Critics warn that the crackdown will hit low-income consumers the hardest (In image Shein and Temu app logos)|Focal Foto|CC BY-NC 2.0
The Trump administration is ending the de minimis rule that allowed international shipments with a retail value of $800 or less to enter the US without tariff when sent directly to American consumers.
Fast-fashion giants Shein and Temu have been using this rule to their advantage. But President Donald Trump signed an order last week to close the loophole for shipments from China and Hong Kong on May 2. The items will be eligible for a 30% tax of their value, with a minimum fee that will reach $50 per product.
The new taxes are set to begin June 1, per the White House. The goods will also undergo typical customs inspections, which were exempted earlier.
Ending the de minimis rule has garnered bipartisan support over the years. Former President Joe Biden received a letter from 126 House Democrats in 2024, urging him to apply inspections and duty fees shipments using the tax loophole.

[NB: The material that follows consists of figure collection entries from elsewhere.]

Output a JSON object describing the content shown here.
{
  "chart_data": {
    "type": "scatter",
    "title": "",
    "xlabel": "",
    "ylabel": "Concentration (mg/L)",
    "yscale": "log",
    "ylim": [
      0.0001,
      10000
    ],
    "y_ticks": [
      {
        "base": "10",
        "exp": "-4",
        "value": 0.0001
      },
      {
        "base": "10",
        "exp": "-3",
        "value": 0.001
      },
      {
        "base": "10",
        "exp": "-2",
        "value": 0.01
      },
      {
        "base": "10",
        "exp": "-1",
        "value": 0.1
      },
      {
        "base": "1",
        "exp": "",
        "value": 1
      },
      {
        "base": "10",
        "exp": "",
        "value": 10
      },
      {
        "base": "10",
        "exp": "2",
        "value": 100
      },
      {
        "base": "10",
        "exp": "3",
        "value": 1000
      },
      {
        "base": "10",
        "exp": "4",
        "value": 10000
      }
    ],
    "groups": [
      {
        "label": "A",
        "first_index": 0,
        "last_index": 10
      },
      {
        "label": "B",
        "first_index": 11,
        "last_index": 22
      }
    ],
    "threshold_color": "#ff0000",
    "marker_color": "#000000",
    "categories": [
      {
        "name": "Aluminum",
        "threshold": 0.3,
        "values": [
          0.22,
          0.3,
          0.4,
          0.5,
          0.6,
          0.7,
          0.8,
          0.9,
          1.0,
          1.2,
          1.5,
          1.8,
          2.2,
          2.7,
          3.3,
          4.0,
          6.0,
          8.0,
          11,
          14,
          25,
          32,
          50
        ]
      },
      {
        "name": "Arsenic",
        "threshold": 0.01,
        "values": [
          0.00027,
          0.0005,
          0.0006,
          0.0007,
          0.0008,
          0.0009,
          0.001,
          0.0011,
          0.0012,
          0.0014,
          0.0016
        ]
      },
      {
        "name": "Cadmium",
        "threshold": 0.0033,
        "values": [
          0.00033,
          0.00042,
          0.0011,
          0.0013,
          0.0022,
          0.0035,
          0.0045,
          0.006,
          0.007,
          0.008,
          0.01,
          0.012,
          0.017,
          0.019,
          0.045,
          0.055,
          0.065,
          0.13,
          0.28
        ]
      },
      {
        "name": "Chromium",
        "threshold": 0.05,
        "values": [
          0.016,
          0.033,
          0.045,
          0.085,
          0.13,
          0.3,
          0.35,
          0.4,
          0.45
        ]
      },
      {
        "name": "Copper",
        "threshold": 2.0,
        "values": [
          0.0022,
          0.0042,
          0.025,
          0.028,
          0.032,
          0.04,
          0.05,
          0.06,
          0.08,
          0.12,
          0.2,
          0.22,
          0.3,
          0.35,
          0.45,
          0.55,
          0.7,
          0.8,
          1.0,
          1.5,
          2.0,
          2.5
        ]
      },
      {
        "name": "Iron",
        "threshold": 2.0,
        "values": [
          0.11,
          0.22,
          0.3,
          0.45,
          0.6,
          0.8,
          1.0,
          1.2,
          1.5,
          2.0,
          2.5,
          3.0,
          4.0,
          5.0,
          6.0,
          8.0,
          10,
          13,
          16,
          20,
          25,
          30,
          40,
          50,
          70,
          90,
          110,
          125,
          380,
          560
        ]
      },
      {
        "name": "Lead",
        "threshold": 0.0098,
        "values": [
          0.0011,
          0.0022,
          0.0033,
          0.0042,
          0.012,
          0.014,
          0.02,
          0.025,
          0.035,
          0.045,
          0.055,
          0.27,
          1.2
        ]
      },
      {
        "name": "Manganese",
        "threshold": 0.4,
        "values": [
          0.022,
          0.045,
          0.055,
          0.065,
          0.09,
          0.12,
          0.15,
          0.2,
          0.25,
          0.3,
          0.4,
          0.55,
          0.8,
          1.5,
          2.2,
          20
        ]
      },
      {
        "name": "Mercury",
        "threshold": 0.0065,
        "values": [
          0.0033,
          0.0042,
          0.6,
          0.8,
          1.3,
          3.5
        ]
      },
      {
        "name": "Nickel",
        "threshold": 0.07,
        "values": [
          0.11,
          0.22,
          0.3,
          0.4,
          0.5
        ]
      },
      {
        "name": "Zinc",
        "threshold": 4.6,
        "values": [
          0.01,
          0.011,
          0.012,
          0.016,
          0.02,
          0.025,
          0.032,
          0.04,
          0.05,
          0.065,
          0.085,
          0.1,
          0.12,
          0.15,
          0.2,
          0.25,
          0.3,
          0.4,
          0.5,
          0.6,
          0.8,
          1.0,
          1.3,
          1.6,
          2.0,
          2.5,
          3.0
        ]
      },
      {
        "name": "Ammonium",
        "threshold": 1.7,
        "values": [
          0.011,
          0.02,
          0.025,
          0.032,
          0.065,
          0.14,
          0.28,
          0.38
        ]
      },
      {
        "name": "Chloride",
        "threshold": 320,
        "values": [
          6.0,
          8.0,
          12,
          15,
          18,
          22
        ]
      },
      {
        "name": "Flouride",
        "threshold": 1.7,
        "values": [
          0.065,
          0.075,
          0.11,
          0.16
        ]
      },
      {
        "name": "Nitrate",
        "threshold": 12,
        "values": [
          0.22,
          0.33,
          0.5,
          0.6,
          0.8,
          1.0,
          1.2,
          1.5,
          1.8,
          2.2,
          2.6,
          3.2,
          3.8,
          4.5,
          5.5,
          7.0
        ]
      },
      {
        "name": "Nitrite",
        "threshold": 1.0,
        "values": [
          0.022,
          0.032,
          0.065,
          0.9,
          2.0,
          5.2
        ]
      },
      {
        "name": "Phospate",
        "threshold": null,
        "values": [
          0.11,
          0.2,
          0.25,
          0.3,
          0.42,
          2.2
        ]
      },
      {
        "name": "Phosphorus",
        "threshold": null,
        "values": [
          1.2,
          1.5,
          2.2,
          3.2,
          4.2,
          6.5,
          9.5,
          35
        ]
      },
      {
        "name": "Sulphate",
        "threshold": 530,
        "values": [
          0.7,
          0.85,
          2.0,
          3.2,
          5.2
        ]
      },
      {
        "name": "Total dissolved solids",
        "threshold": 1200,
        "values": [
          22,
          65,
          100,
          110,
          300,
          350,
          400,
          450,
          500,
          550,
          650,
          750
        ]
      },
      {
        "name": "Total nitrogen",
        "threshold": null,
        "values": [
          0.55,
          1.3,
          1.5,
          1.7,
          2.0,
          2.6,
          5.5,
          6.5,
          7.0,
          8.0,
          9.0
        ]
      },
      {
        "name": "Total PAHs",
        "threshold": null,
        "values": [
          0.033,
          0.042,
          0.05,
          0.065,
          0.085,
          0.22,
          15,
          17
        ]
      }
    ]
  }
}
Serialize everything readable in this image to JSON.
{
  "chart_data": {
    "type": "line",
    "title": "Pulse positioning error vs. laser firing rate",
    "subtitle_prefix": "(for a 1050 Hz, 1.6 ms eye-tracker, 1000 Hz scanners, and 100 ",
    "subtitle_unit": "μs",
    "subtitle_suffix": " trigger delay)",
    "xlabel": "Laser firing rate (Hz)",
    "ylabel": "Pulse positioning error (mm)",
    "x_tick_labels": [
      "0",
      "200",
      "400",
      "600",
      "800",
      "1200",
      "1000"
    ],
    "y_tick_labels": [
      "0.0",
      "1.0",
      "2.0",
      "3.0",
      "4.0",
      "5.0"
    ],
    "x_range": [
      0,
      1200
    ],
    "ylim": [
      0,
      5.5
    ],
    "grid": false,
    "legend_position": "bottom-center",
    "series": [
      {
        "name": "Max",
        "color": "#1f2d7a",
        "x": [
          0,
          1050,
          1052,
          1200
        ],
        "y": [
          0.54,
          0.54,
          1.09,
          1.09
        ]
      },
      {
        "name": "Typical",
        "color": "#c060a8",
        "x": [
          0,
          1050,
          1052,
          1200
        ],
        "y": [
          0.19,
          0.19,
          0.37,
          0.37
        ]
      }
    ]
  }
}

Supporters say it’s a win for US manufacturers and a move to stem the flow of counterfeit goods and fentanyl. The National Council of Textile Organizations says it had around 1.4 billion de minimis shipments in America last year.
Critics warn that the crackdown will hit low-income consumers the hardest. A study by the National Bureau of Economic Research projects Americans would end up paying an additional $10.9 billion to $13 billion annually for their purchases.
While Trump’s order only targets China and Hong Kong for now, trade groups are already pushing to expand it globally.